More and more businesses are looking to franchising as a means of expansion.
The reasons are simple:
- Savings on fit out costs, labour costs and labour on costs such as payroll tax, superannuation and worker’s compensation
- Franchisees usually have greater commitment and accountability than employees as they share the risks as owners of their respective franchises.
However, not every business is suitable to be operated as a franchise.
What then, are the preliminary questions that all prospective franchisors should ask?
A. What is my business model?
- Manufacturer-Retailer: where franchisee retailer sells the franchisor’s products to the public
- Manufacturer-Wholesaler: where the franchisee manufactures the franchisor’s products and distributes them
- Wholesaler-Retailer: where franchisees purchase products from the wholesaler franchisor
- Retailer to Retailer: where the franchisor has a developed business system, markets the product or service under a common name through a network of franchisees
B. As the business format franchising model (Retailer to Retailer) has by far been the most prevalent model, let’s have a look at what the fundamentals of this model are:
- A proven concept, product or service with ongoing potential delivered to customers via a proven and successful business format;
- Systems and procedures which can be taught and replicated and which can deliver profitability for both franchisor and franchisee;
- A distinctive brand and image, featuring a trade mark;
- A clear plan for the development of the network, with sound processes for Franchisee recruitment, screening and selection;
- Appropriate personnel to provide the Franchisees with the requisite training, support, advice and assistance and to audit and enforce the system, image, standards, procedures and controls;
- Effective communication systems;
- A relationship structure, negotiated and conducted in good faith; and
- Strong, competent and ethical management.

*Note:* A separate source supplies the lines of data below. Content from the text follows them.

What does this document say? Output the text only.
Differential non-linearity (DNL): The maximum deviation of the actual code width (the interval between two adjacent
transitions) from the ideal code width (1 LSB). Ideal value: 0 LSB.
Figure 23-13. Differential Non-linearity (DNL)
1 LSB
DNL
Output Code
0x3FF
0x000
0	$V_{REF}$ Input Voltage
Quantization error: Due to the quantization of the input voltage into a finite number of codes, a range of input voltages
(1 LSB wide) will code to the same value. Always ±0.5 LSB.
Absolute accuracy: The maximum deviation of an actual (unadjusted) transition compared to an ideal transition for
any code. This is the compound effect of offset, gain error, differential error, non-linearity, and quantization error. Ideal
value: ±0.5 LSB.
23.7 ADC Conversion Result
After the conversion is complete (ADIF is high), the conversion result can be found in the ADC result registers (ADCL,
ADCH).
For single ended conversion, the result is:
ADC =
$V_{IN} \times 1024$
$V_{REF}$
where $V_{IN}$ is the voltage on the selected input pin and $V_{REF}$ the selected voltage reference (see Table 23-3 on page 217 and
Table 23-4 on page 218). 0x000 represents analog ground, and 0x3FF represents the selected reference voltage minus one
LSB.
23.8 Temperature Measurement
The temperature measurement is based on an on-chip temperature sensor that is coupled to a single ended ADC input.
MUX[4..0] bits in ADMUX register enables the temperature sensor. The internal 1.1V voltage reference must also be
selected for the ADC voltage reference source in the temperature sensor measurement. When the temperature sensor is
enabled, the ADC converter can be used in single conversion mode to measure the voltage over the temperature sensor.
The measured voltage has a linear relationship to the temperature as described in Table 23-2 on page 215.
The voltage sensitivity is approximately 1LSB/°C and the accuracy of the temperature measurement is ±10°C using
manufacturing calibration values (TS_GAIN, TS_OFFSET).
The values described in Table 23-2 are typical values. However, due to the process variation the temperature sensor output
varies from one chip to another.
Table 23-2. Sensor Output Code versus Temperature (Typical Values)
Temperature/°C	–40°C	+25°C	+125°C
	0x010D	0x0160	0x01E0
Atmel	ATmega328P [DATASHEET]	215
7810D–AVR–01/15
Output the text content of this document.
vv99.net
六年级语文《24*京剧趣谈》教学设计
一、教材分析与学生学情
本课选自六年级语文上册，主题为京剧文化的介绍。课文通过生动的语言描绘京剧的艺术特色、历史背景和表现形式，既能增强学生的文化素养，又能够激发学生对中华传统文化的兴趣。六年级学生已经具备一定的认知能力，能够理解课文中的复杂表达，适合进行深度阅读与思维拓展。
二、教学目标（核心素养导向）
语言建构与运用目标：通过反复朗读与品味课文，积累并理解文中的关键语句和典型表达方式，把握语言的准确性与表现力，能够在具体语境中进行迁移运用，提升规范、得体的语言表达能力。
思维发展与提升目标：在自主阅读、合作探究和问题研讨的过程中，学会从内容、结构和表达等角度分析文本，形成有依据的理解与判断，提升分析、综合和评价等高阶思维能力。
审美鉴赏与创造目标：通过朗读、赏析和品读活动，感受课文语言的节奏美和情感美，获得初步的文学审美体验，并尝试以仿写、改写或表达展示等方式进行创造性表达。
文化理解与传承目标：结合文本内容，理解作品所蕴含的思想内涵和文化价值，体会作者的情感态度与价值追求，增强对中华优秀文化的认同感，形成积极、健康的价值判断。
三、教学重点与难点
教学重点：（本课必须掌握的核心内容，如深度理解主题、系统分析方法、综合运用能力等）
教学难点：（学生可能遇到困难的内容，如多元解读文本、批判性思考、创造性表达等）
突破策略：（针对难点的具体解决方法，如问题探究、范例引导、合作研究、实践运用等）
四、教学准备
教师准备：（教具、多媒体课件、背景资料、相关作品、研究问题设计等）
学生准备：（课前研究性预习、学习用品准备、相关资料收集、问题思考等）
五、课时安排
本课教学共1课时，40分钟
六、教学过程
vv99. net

Once we have established that the fundamentals exist, we need to always keep in mind:
The Golden Rules of Franchising
The business model must ensure that franchisees will make an adequate return on their investment. Unsuccessful franchisees will fail to pay ongoing royalties and may take legal action against the franchisor to recover their losses. Inadequate returns will make it difficult to attract quality franchisees.
The network must generate sufficient profit for the Franchisor to make and system worthwhile. The franchisor's revenue is dependent on continuing royalties which is linked to the Franchisee's gross sales.